Ora! Adianto o meu pedido de desculpas pela exclamação. Mas, vão todos tomar no cú!

Dona Ivone
Estou bem longe de ser um xenófobo, ao contrário, sou ideologicamente internacionalista. Para mim um ser humano não deve ser considerado “diferente” só porque nasceu na outra margem de um rio, do outro lado de um morro ou de uma cerca que determina fronteiras entre países. Não tenho cacoetes chauvinistas e valorizo pouco os patriotismos. Mas, isto não muda o fato que a organização política das pessoas se dá em torno do conceito de nação e a maior parte das sociedades é identificada assim, ainda que grande parte das origens dos nacionalismos seja de natureza econômica, bem mais do que cultural.

É com esta visão que faço esses contrapontos. Eles não são desculpas para mazelas da nossa sociedade. Nada nos redime nem nos liberta da obrigação de nos transformar socialmente em algo melhor. Porém, tendo em vista a história de formação das sociedades, no que se refere a valores éticos e morais, a sociedade brasileira em nada fica a dever às demais, especialmente às ocidentais mais próximas.

Afirmo que qualquer um “não brasileiro” terá muito que aprender com a nossa jovem sociedade. Confusa e ainda em formação, que conta com pouco mais de duzentos anos, muito menos do que seria necessário para a consolidação de uma cultura no sentido antropológico do termo.

Estamos ainda moldando a nossa cara social, mas ela já mostra alguns aspectos interessantes. Ainda carregamos como uma ferida mal tratada, incurada, os vestígios da escravidão. Ressentimentos, preconceitos, valores e discriminações. Nunca soubemos tratá-los, nunca os enfrentamos.

Contudo, cultivamos o mito da integração, e isso é bom. Trata-se de um mito, é verdade,  mas é um mito do bem porque expressa um bom desejo. E se nos empenharmos nesta luta, se fizermos disso um projeto, teremos grandes chances de chegar lá, conseguindo superar o preconceito de origem.

São incontáveis os exemplos de núcleos sociais brasileiros onde participam, sem constrangimentos, elementos de formações culturais e origens distintas, formando uma alternativa de composição tão diversa, variada e indiscriminada quanto as nossas típicas mesas de self-service.

Preconceitos? Temos muitos, mas via de regra não nos identificamos nem nos distinguimos por nossas origens, e como regra geral, entre nós, o outro sempre é bem recebido.

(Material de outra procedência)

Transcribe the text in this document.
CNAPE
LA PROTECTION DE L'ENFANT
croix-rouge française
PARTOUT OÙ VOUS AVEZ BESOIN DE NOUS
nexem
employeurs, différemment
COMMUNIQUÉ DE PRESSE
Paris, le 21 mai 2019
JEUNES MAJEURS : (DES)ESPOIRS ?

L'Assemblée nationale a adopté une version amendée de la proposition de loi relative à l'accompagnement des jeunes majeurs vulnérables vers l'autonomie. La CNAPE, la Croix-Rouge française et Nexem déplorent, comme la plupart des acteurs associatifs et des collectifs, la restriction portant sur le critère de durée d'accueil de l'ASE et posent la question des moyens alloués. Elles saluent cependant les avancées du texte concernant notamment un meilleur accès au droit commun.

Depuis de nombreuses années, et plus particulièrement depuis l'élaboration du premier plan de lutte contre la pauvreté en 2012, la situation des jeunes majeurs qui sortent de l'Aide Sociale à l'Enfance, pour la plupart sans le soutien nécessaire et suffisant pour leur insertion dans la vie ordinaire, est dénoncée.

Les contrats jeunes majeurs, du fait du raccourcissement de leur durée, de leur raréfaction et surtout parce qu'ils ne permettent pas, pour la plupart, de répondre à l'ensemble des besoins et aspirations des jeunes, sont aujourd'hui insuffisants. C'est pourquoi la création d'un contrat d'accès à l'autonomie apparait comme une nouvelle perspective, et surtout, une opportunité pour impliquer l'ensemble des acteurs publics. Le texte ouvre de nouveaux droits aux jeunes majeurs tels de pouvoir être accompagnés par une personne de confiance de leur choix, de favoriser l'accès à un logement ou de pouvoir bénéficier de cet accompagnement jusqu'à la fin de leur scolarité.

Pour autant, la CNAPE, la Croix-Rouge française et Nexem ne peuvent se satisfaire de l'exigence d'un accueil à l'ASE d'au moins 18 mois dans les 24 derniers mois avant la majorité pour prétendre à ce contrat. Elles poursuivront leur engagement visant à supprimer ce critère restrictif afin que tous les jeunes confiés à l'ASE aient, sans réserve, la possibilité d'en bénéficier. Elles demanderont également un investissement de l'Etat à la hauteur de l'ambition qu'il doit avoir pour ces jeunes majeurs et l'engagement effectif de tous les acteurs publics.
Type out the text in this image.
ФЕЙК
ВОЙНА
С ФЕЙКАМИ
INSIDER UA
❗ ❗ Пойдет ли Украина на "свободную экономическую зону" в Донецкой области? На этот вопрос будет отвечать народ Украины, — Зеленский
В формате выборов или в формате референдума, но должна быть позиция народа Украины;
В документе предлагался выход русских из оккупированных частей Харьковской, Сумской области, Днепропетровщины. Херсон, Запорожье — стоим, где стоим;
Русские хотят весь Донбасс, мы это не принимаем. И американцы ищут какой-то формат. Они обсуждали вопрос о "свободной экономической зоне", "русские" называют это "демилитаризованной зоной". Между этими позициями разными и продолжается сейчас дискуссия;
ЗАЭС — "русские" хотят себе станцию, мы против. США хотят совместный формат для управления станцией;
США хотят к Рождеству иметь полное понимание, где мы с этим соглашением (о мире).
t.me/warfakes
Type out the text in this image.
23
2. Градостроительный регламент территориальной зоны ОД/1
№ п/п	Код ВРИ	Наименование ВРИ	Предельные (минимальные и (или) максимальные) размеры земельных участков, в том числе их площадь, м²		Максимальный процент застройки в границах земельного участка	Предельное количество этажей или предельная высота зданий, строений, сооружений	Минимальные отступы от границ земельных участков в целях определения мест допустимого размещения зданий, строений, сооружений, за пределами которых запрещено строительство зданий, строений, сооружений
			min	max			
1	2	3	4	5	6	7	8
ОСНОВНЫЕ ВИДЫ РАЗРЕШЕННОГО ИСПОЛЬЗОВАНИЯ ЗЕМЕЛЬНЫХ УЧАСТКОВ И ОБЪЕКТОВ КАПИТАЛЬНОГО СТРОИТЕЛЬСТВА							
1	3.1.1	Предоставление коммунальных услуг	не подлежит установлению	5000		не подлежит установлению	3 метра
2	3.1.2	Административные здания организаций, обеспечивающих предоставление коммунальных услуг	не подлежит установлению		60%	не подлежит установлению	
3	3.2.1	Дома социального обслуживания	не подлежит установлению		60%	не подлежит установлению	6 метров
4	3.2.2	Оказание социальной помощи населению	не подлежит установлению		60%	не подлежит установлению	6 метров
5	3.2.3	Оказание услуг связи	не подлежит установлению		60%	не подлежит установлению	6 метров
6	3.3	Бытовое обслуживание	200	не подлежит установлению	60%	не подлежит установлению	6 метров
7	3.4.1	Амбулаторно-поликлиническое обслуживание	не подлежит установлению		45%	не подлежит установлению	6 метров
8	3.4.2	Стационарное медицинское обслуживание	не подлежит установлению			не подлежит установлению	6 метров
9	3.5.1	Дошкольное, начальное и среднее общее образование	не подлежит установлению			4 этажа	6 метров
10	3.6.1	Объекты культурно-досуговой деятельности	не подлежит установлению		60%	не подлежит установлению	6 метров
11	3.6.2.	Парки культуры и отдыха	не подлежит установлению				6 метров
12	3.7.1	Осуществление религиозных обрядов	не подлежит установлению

De quantas outras sociedades podemos dizer o mesmo? Quantas se organizam com a premissa, mítica ou real, da aceitação do outro?

Somos vizinhos de 10 outros países, numa fronteira de cerca de 15.000 quilômetros sem acumular histórias de agressões e conflitos.  O próprio brasileiro terá dificuldade em avaliar a dimensão e a qualidade deste fato. Muitos nem sequer sabem, mas França e Alemanha que compartilham uma fronteira de cerca de 450 quilômetros, há menos de cento e cinquenta anos estavam engalfinhadas em guerras que produziram dezenas de milhares de mortos.

Nossa sociedade não é melhor nem pior do que as demais porque essa comparação não faz sentido. Ela existe apenas como mecanismo de dominação cultural e política como citei anteriormente. E o nosso papel como seres de uma comunidade internacional é identificar e aproveitar o melhor que cada um de nós conseguiu realizar.

Neste sentido, reafirmo que o cidadão europeu, americano ou de qualquer parte ao pisar no Brasil deveria fazê-lo respeitosamente. “Pisar nesse chão devagarinho” como ensinou a maravilhosa poetisa do samba, D. Yvone Lara.